The broader/commercial impact of this Small Business Innovation Research (SBIR) Phase II project will result from providing remote, accessible fall risk assessments and exercise programs. This project empowers older adults to maintain independence and improve their quality of life. Falls are a major health risk for older adults, with significant physical, psychological, and economic impacts, costing the U.S. $50 billion annually. Current fall prevention methods are costly, inconsistent, or difficult to access, particularly in rural communities. This project introduces an AI-based video assessment app for routine fall risk assessments and personalized exercises for older adults using common smartphones or tablets. This innovation aims to improve the quality of life for older adults.
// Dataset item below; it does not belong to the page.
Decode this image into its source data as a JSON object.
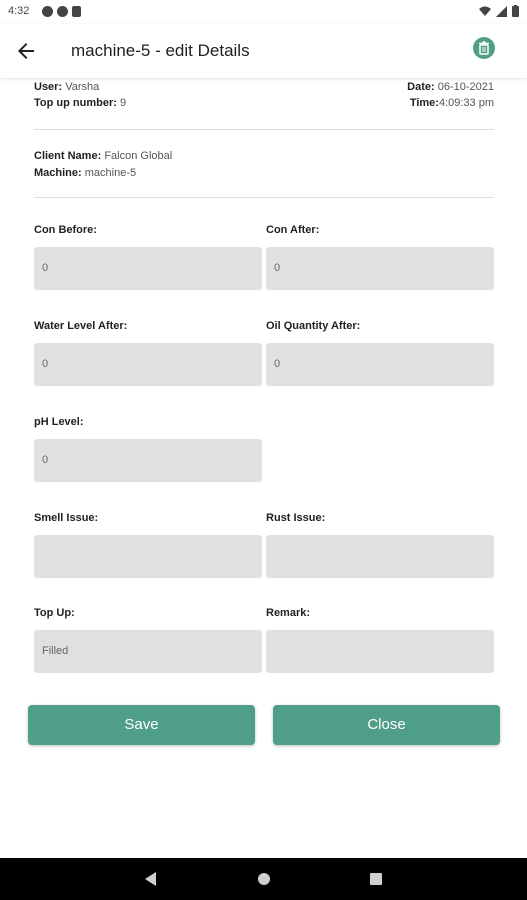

Beyond improving individual health outcomes, this project has the potential to significantly lower healthcare costs by reducing fall-related hospitalizations, rehabilitation expenses, and long-term care admissions. By providing an affordable, scalable, and privacy-preserving alternative to traditional fall assessments, the results of this project benefit healthcare systems, insurance providers, and senior living communities alike. Additionally, this project catalyzes awareness of fall prevention and the role of technology in enhancing elderly care while fostering interdisciplinary collaboration and innovation. 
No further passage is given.